Jack managed to raised one his feet far enough to kick the chief in his own stomach. The man yelped and fell backwards.

The other pirates and crew were now involved in their own fights. So far there was no gunfire.

He had almost lost his balance and fallen overboard. They only thing keeping him on board were his thighs wrapped around the bottom rung of the railing.

For a moment, Jack was twenty years old and back in basic training, hanging by his knees from a parallel bar ten feet off the ground. The Drill Sergeant was screaming at him to complete another inverted sit-up or to go home to his mommy.

Jack hadn’t had a mommy to go home to for quite some time, so he did as he was ordered.

He lunged through the railing and back on to the deck. By now, the chief was back on his feet. He leaped at Jack with arms outstretched, reaching for Jack’s throat.

Jack still had his knife, but he didn’t want to use it.

He extended his other arm, palm outstretched with his fingers skyward.
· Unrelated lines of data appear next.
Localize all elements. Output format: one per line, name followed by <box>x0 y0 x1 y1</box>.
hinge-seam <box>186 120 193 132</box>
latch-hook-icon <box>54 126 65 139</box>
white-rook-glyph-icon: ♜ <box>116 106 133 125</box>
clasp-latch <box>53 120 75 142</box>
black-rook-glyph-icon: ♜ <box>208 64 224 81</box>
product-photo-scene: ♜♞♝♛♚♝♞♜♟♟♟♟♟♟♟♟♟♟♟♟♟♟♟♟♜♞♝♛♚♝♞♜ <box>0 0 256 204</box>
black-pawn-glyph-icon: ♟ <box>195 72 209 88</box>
As the chief fell towards him Jack’s palm met with the chief’s chin. The chief sprawled backwards, his head hitting the deck.

Now there were other problems: The crew and the pirates were engaged in close combat. The pirates seemed to be winning. They were fewer in number, but more accustomed to fighting.

The chief’s machine gun was still on the deck near the railing. Jack picked the weapon up. It was a semi-automatic, the same type of weapon Jack had used so many times before. The weapon he hoped never to have used again.

Hope wasn’t a factor. The situation was here, and he needed to deal with it.